How would you like to fly like a bird? Visit outer space? Dive under water and swim with the fish in exotic places? Thanks to virtual reality (VR) technology you can now do just that – and patients at Rowley Regis Hospital’s Heart of Sandwell Day Hospice are getting to experience it.

As part of the team’s efforts to help patients achieve their day hospice goals, they have acquired two standalone Oculus Go headsets to help patients ‘leave’ the confines of the hospice, travel to faraway places and discover new things. The headset is also used for relaxation sessions, utilising both VR programs and 360-degree video experiences to help manage any anxiety or sleep problems they had been having. It has also helped conquer some very long standing fears, as one member of the hospice revealed.

“It’s wonderful,” explained patient Daphne Barnes. “I’ve always been terrified of water from when I was about five or six-years-old, but when I was using the VR I had no fear. Even though it seemed to cover me I could still get my head above the water, I could see the fish swimming in the water around me, I could see the coral, I could see the islands and the sky. It was so lovely – I just can’t find the words to describe it.”

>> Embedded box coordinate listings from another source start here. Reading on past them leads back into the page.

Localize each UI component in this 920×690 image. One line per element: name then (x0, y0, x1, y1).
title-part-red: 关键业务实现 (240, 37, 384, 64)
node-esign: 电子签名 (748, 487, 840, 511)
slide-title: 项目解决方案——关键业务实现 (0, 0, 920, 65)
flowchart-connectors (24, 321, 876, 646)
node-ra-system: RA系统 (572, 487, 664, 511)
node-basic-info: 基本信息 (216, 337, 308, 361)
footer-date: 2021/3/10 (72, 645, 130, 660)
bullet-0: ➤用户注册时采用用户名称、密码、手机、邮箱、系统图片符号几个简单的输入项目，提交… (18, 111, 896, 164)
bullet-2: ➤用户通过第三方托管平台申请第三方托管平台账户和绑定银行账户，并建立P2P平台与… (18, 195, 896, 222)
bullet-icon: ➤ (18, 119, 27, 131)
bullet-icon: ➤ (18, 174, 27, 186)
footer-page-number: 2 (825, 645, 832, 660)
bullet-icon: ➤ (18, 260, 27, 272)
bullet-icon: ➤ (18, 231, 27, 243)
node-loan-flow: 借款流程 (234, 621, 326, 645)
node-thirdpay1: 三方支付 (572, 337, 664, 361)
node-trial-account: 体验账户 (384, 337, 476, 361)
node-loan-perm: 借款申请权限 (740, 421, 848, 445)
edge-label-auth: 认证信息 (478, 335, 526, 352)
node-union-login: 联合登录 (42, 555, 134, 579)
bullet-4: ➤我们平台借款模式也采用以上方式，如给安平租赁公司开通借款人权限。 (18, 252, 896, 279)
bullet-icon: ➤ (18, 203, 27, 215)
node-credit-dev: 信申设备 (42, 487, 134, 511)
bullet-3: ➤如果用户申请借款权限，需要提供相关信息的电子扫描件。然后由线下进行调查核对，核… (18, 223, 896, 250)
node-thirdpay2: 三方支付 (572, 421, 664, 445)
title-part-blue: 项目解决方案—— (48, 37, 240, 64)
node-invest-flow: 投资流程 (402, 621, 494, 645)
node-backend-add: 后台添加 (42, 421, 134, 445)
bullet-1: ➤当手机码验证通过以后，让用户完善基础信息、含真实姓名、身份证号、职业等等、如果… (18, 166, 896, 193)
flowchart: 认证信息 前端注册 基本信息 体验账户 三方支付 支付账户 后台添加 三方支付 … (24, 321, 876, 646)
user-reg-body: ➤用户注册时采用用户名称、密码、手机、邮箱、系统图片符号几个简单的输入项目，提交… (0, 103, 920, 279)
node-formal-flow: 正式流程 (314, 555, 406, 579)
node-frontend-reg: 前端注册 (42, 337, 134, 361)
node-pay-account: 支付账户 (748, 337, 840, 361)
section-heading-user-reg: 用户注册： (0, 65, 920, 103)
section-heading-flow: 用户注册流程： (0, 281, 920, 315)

Daphne’s experience came after trying VR experience ‘David Attenborough’s Great Barrier Reef Dive’, which sees the 92-year-old broadcaster examine life found in the natural wonder off the coast of Queensland, Australia. Other experiences on the hospice headsets at this time include encounters with dinosaurs, trips down nature trails and visits to far flung locations around the world.

Claire Roach, an Occupational Therapist working with the hospice said: “We’ve decided to use virtual reality to help our patients with advanced care planning and also to improve their quality of life and general wellbeing. So, we’re looking at issues such as managing anxiety and helping them achieve long held goals – say, if they wanted to go to a specific country or experience something they’d otherwise be unable to. With VR that closed door is opened for them again.”

With this recent new generation of immersive technology being powered by the HTC, Sony, Google and Facebook owned Oculus – which donated the first of the hospice’s headsets – using VR as a treatment has become an idea health authorities and MedTech firms around the world are continuing to investigate. With everything from education and training for practitioners, to pain management and helping deal with psychological disorders for patients being looked into.

Claire Roach thinks that as the technology continues to develop, further investment in VR by the Trust could be a possibility; especially considering what it can do even now. She added: “Areas such as pain management, or using it to help relax patients who are distressed, helping treat phobias and trauma, that’s just the tip of the iceberg. I see the future of VR in healthcare as something that is very important and I think there’s scope for a lot of development there.”

For now it is something the members of the hospice can enjoy and talk about – even encouraging staff and visitors to give the new technology a try. Daphne even says her experience means she’s got something more she can discuss with her grandson who uses VR to play videogames. However, as keen as she is to take in more trips beyond the hospice walls it’s what it has done for her outside of entertainment that she is most in awe of.

She summed up: “I would recommend it to anyone. It’s taken away my fear, and I’ve been afraid of that for a very long time.”